Letzteres ist nicht grundsätzlich als problematisch anzusehen, denn Entzündungen sind Teil des Abwehrmechanismus des Körpers, entzündungsfördernde Substanzen können in diesem Sinn also durchaus als positiv verstanden werden. Problematisch wird die Sache erst bei der Verarbeitung der Fettsäuren durch körpereigene Enzyme.

Wiederum stark vereinfacht gesagt: Stellen Sie sich das Enzymsystem als eine Art Trichter vor, einen Prozess, den alle Fettsäuren durchlaufen müssen, um im menschlichen Körper aktiv zu werden. Gibt es ein Überangebot an Omega-6, was in der für uns typischen Ernährung meistens der Fall ist, dann gelangen nicht genug Omega-3 Fettsäuren durch den Trichter um die für den Körper verwertbaren Eicosanoide zu bilden. 
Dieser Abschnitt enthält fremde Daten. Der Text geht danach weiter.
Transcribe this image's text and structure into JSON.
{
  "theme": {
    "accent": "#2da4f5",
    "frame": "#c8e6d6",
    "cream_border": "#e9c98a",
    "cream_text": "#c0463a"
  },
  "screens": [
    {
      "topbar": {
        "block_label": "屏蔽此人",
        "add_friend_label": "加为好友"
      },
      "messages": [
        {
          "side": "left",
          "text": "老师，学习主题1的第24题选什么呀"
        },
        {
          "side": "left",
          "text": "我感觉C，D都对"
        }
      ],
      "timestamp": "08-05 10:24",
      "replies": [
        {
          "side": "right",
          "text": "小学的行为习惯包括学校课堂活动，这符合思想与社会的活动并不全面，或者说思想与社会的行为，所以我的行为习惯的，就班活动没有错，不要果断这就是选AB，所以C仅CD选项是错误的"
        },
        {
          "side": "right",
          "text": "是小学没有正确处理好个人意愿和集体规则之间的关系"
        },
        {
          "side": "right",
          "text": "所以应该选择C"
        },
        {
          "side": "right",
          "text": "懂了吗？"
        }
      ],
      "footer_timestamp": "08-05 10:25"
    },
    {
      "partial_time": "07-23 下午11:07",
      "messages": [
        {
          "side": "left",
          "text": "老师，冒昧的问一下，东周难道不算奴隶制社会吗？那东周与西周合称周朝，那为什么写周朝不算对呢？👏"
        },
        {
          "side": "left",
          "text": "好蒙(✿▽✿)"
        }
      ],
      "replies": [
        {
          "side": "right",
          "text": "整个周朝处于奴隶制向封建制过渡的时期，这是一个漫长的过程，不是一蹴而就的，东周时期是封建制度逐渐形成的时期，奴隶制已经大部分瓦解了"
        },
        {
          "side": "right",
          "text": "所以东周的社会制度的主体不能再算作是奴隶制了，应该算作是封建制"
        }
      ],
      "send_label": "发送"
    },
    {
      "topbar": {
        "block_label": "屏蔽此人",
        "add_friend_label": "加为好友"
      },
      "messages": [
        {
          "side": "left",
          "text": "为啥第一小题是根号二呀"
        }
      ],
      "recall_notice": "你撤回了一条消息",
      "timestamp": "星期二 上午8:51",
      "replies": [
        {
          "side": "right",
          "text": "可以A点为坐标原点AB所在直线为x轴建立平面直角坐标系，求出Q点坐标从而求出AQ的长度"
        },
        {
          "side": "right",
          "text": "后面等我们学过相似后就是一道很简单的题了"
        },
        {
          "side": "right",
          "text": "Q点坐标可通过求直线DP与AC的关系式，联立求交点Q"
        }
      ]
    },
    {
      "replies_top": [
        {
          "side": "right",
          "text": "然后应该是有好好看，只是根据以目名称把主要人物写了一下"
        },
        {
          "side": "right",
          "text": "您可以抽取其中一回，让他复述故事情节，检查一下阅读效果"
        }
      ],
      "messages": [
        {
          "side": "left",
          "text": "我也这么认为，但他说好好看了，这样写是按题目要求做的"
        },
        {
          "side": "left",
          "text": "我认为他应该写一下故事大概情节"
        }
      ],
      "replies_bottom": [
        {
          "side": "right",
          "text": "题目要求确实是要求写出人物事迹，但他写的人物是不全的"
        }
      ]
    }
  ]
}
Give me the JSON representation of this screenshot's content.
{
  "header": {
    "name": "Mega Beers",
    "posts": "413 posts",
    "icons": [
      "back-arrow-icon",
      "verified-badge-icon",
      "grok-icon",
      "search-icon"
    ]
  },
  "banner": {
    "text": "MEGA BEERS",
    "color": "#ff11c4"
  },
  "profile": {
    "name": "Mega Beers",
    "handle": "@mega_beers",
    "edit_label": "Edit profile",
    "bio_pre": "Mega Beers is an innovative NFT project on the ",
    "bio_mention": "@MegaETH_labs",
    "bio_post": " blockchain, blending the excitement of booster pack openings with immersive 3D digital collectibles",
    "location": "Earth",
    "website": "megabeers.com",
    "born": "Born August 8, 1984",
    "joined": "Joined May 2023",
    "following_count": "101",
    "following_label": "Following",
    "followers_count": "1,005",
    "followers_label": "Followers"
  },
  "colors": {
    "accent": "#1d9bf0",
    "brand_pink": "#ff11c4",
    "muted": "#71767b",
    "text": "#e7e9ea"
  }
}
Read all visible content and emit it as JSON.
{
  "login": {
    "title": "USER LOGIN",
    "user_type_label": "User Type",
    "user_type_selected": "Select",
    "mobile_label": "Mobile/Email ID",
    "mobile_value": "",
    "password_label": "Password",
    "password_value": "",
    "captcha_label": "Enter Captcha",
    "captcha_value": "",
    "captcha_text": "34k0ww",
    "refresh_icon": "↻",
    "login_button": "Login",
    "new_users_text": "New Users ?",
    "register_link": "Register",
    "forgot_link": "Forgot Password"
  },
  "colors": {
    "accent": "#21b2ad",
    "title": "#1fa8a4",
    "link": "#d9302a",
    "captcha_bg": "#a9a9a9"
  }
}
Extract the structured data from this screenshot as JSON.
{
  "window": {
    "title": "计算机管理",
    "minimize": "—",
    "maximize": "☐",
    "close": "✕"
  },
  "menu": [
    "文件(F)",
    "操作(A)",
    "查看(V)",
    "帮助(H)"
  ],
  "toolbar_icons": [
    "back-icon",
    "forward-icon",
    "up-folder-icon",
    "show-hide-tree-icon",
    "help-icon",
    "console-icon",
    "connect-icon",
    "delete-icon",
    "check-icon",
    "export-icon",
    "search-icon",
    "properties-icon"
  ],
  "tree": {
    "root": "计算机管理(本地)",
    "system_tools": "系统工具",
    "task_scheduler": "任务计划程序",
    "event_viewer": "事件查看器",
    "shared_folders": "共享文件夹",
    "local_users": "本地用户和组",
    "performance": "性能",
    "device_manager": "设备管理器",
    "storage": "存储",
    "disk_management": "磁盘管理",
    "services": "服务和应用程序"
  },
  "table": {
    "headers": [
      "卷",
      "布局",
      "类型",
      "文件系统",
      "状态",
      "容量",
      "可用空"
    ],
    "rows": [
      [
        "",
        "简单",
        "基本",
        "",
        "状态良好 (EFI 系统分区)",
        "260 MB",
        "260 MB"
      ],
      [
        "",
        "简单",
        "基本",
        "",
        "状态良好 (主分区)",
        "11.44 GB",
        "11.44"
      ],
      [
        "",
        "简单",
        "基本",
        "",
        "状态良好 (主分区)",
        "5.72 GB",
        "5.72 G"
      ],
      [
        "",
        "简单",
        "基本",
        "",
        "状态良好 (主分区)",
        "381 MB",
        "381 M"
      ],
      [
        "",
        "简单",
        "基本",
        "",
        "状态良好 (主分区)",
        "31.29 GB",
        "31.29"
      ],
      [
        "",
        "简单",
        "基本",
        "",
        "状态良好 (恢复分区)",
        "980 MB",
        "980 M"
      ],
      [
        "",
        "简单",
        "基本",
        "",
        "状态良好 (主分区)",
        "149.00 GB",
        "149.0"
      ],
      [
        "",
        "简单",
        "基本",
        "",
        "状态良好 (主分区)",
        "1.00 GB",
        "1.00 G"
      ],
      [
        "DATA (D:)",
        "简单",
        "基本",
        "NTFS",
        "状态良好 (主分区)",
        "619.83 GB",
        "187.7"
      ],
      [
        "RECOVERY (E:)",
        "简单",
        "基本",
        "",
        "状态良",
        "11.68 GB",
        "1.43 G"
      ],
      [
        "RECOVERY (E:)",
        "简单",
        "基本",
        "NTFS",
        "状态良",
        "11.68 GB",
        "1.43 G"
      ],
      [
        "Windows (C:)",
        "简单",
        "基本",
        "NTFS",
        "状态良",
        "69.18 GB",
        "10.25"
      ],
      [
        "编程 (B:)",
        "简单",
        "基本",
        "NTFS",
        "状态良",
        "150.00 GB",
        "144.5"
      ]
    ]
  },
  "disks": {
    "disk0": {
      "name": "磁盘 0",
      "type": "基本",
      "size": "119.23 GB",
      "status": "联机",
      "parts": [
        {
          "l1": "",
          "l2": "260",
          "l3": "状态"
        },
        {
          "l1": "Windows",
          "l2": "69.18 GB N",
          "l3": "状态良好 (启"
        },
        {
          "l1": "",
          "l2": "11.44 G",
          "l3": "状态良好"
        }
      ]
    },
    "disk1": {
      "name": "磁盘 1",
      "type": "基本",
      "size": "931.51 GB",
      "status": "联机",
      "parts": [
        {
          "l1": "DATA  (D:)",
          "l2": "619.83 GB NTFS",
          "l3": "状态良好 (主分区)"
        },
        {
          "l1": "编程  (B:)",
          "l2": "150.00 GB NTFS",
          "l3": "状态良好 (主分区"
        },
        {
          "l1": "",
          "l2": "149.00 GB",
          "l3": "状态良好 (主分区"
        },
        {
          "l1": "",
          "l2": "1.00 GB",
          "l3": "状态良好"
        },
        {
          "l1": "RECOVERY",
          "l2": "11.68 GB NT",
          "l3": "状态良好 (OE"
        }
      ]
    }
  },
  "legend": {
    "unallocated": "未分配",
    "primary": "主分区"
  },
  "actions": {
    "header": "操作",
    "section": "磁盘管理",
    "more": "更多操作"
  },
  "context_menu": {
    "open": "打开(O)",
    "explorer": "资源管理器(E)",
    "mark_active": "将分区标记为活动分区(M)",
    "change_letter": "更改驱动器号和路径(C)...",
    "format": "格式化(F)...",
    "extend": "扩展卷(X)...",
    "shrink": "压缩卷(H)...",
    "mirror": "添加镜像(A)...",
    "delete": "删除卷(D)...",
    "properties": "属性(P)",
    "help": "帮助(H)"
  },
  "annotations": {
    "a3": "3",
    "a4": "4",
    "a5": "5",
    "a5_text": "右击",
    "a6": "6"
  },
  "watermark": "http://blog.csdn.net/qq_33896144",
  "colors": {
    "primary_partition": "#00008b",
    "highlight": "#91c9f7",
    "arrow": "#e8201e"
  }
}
Erst hier entsteht ein echtes Problem, denn durch das Missverhältnis zwischen Omega-3 und Omega-6 kann der Körper eine ungesunde Entzündungsneigung entwickeln, ohne dass diese Prozesse von den entzündungshemmenden Fettsäuren durchbrochen werden.

Achten Sie auf das Verhältnis mehrfach ungesättigter Fettsäuren

Anstatt in ein schwarz-weiß Denken zu verfallen, sollten wir uns vor Augen halten, dass die verschiedenen Stoffe in den natürlichen Nahrungsmitteln einen Zweck erfüllen, jeder auf seine Weise. Hier der Werbung zu vertrauen und einfach möglichst viele ungesättigte Fettsäuren in den Körper zu bringen, weil diese ja ach so gesund sind, ist wirklich kein guter Ansatz für ein gesundes Leben. Der Werbung zu vertrauen ist generell kein Ansatz für ein gesundes Leben.

Besser: stellen Sie Ihre Ernährung auf zwei gesunde Füße und versuchen Sie im Alltag das Verhältnis von Omega-3 zu Omega-6 ein wenig zu optimieren. Dafür müssen Sie nicht gleich anfangen, dieses Verhältnis minutiös auszurechnen. Es genügt, bewusst für eine höhere Omega-3 Zufuhr zu sorgen und dafür einige andere Lebensmittel zu meiden.

Leider ist das Omega-6 auch in meist nicht deklarierter Menge in verarbeiteten Lebensmitteln, zum Beispiel Backwaren, vorhanden, wodurch weiter zum Missverhältnis beigetragen wird. 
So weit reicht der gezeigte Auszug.